OPHN1 is a large gene, consisting of 25 exons and spanning about 390 kilobases of genomic DNA.22 The gene is expressed in developing fetal brain tissue as well as in mature structures. In particular, its protein product is found on both the axonal and dendritic sides of synapses and is found in all major types of neurons in the brain.23,24 It acts as a Rho GTPase activating protein, regulating G protein signaling in the neuron as it relates to the cytoskeleton.5,25 The result of disrupted function of the cytoskeleton is shortened or immature dendritic spines, likely resulting in impaired synaptic plasticity. There are several major functional domains within the protein product of OPHN1: a GTPase activating protein (GAP) domain, a Homer-binding domain, an actin-binding domain at the C-terminus, and, at the N-terminus of the protein, a Bin/amphiphysin/Rvs (BAR) domain.23,24 The GAP domain interacts with Rho-GTPases in the neuron to inhibit RhoA and other GTPases. GTPase inhibition preserves dendrite spine length, and the Homer-binding domain mediates interaction with the glutamate receptors of the synapse.23 The BAR domain facilitates interaction of the protein with the cell membrane and may provide autoinhibition on the GAP activity of the protein.26 Additional smaller proline-rich domains near the C-terminus of the protein interact with regulators of endocytosis of synaptic vesicles.27 Analysis of messenger ribonucleic acid transcripts was not performed for our patient, so it is unknown whether the mutated allele is transcribed. If it were translated, the resultant protein would lack a functional BAR domain, given the deletion of exons 2–5. Pirozzi et al16 showed that a 16 amino acid in-frame insertion in the BAR domain resulted in phenotypes equivalent to patients with frameshift and nonsense mutations. Thus, it is highly likely that the deletion of exons 2–5 of OPHN1 results in a pathogenic allele.

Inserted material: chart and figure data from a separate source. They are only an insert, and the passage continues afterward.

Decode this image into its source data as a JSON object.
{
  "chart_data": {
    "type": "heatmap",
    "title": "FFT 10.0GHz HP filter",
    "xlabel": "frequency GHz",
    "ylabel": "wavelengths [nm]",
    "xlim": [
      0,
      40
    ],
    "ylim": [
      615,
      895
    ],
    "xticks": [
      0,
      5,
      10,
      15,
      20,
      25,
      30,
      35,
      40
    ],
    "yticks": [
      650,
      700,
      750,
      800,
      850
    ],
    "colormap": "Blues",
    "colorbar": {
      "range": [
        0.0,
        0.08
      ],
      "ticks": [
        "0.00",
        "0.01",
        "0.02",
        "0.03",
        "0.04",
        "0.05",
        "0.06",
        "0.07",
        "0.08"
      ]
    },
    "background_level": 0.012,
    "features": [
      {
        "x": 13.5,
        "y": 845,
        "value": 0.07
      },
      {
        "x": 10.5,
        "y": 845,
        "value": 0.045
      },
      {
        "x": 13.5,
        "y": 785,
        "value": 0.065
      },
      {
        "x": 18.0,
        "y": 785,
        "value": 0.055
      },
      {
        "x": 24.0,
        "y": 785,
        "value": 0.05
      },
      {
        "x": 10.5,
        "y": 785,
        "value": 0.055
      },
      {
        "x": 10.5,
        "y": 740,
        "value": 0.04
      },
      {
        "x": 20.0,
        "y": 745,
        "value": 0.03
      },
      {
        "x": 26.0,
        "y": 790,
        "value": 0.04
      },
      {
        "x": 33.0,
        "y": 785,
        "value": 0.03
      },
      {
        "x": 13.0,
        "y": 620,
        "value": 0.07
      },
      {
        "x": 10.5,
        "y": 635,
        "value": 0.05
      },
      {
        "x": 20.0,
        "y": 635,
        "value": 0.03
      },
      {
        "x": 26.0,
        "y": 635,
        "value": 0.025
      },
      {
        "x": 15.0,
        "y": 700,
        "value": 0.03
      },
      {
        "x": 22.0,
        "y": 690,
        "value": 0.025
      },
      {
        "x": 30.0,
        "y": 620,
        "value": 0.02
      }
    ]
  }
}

An Ophn-1 knockout mouse showed hyperactivity, impaired social and procedural learning, and inappropriately decreased aggression. Brain malformations included ventriculomegaly but not cerebellar hypoplasia in the mouse model.28 An in vitro model using interfering ribonucleic acid knockdown in rat hippocampal neurons showed that excitatory glutamatergic synapses could be neither formed nor maintained normally in the absence of Ophn-1 expression.29 Ophn-1 knockdown also prevents long-term depression in the hippocampus by impairing α-amino-3-hydroxy-5-methyl-4-isoxazolepropionic acid (AMPA) receptor endocytosis, representing a distinct mechanism of dysfunction of synaptic plasticity.30 Using a similar assay, it was shown that neurons not expressing Ophn-1 are unable to perform normal synaptic vesicle recycling, further refining the understanding of the molecular pathogenesis of Ophn-1 dysfunction.27 Using this model, it was shown that synaptic function in Ophn-1-knockdown neurons could be rescued with application of Rho-kinase inhibitors. Thus, separate mechanisms of impaired long-term potentiation and long-term depression have been elucidated in models of OPHN1 dysfunction. Given that these processes are a fundamental mechanism of learning at a cellular and molecular level, it is not surprising that patients with OPHN1 mutations have severe ID.31

The determination of a genetic diagnosis for the patient described in this report significantly altered his care. Prior to the diagnostic finding on CMA, with diagnoses of idiopathic autism and epilepsy, his parents treated him with large doses of vitamins well in excess of recommendations. Subsequent to the diagnosis, with an improved understanding of the underlying cause of his autism and ID, his parents chose to forgo alternative therapies. As in this case, a thorough diagnostic evaluation of individuals considered to have idiopathic epilepsy, autism, or ID may provide significant benefit to families and patients via improved understanding of prognosis, therapy, and recurrence risk.


The authors wish to thank the family of the patient for their consent to participate in a published case report, including consent for publication of photographs. In addition, we would like to thank Billie Carstens of Colorado Genetics Laboratory for assistance with figures relating to microarray and FISH.


The authors report no conflicts of interest in this work.